Als sie abhob, merkte ich auf einmal, wie nervös ich eigentlich war. Von einem auf den nächsten Moment war ich total durch den Wind. Jedenfalls schien sie sich über meinen Anruf zu freuen. Wir redeten also über den Tag und sie erzählte mir, dass sie gerade die Stadt und die Museen vermisst. Und na ja, ich meinte cool, da das ja der Grund meines Anrufs sei, denn ich wollte sie gerne fragen, ob wir mal zusammen in ein (bestimmtes) Museum (das uns beide interessiert) gehen. Ihre Antwort war zwar ein ja, allerdings verbunden mit der Aussage, dass sie nicht wisse, wann sie mal wieder in der Gegend sei und das durchaus erst in ein paar Monaten sein könnte. Sowieso wisse sie nicht, ob sie nicht ihre neu-wiederentdeckte Liebe zu ihrer Heimat beibehalte und nur noch selten hier wäre. Daraufhin hab ich etwas (zu viel?) die Karten auf den Tisch gelegt und gemeint, dass ich das verstehen kann, ich sie aber total gern wieder sehen würde und dafür auch zu ihr fahren würde. Damit hatte ich sie wohl ziemlich überrumpelt. Sowieso hatte ich im Gespräch 100000000 Fragen und gefühlt so wenig Zeit, sie zu stellen. was dazu führte, dass ich irgendwann fragte, wo sie sich in ein paar Jahren mal sieht, was irgendwie auch total überfordernd und drüber war. Trotzdem redeten wir bis hin zur Frage von ihr, was ich eigentlich in der aktuellen Zeit vermisse. An der Stelle endete unser Telefonat: sie bekam einen zweiten Anruf von einer Freundin, der es nicht gut ging. Sie fragte noch, ob es okay sei, wenn sie sich um sie kümmert und verabschiedete sich dann. Später schrieb sie noch und bedankte sich (wegen des Anrufs der Freundin) und dass wir beide mal ins Museum gehen werden.

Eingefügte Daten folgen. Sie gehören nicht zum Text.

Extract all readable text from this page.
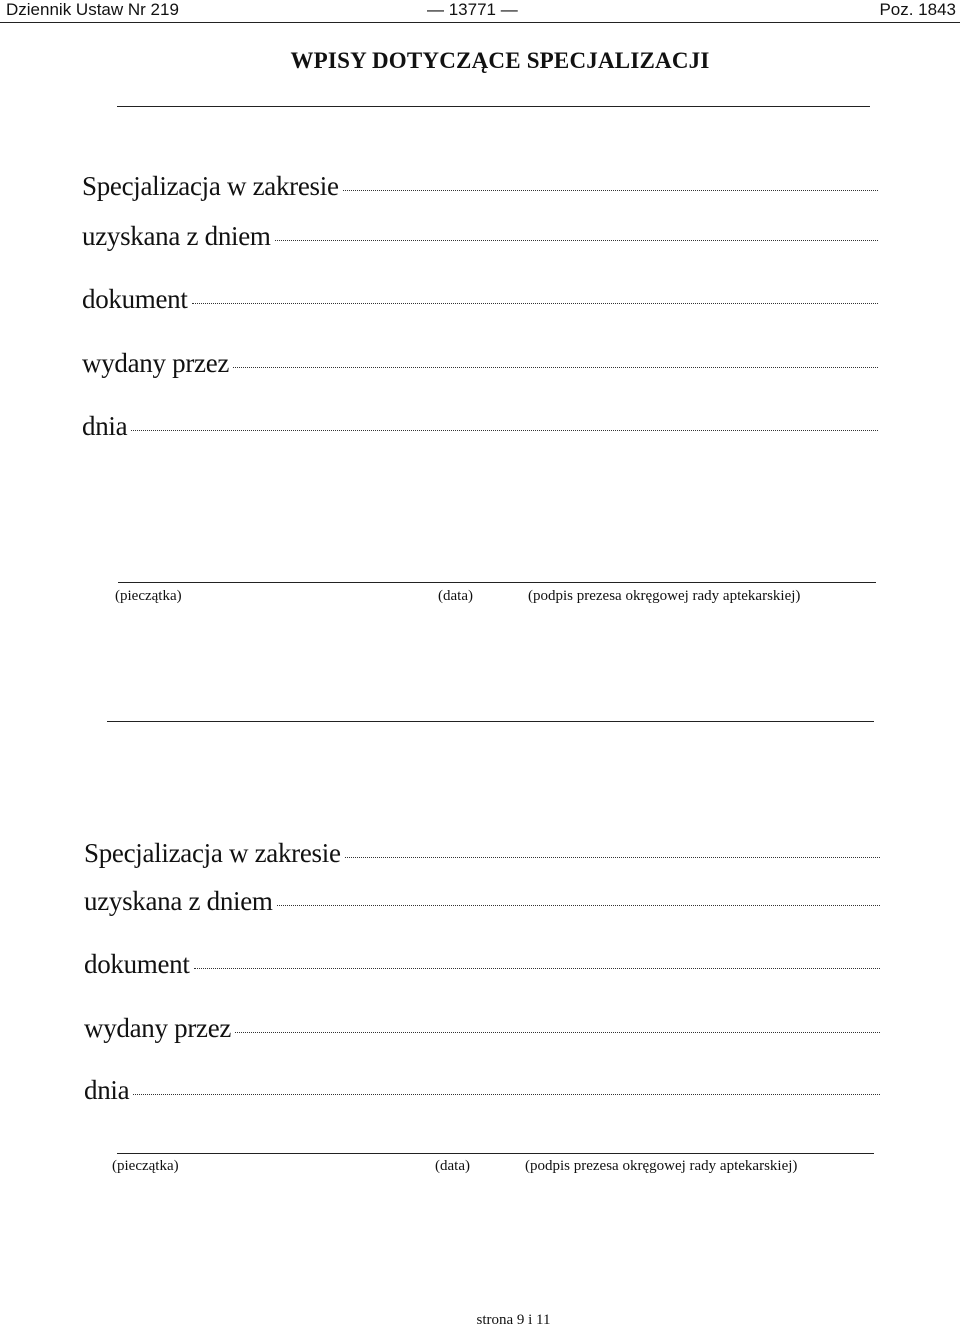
Dziennik Ustaw Nr 219	— 13771 —	Poz. 1843
WPISY DOTYCZĄCE SPECJALIZACJI
Specjalizacja w zakresie
uzyskana z dniem
dokument
wydany przez
dnia
(pieczątka)	(data)	(podpis prezesa okręgowej rady aptekarskiej)
Specjalizacja w zakresie
uzyskana z dniem
dokument
wydany przez
dnia
(pieczątka)	(data)	(podpis prezesa okręgowej rady aptekarskiej)
strona 9 i 11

Das war letzten Dienstag und seitdem herrscht Funkstille. Ich komm mir seither vor wie ein Vollidiot und frage mich, ob es das dann jetzt wohl war. Ich kämpfe mit alten Unsicherheiten und verfluche gerade, dass unser lockeres Kennenlernen jetzt in so einem Outing von mir endete. Ich merke dabei, dass sie mir mehr bedeutet, als ich es mir vor ein paar Wochen noch selbst eingestanden hätte. Ich lerne viele Menschen kennen, aber ich begegne nur wenigen, die mich wirklich interessieren. Und sie hat echt was zu sagen - allein ihr zuzuhören fehlt mir bereits jetzt. Dabei weiß sie wahrscheinlich nicht mal, warum ich sie gut finde. Denn das Warum ich sie eigentlich interessant finde ging mir Dienstag nicht über die Lippen.
Mir tut es gut, das gerade runterzuschreiben und ich würde mich freuen, falls es Meinungen dazu gibt. Danke für Euer offenes Ohr!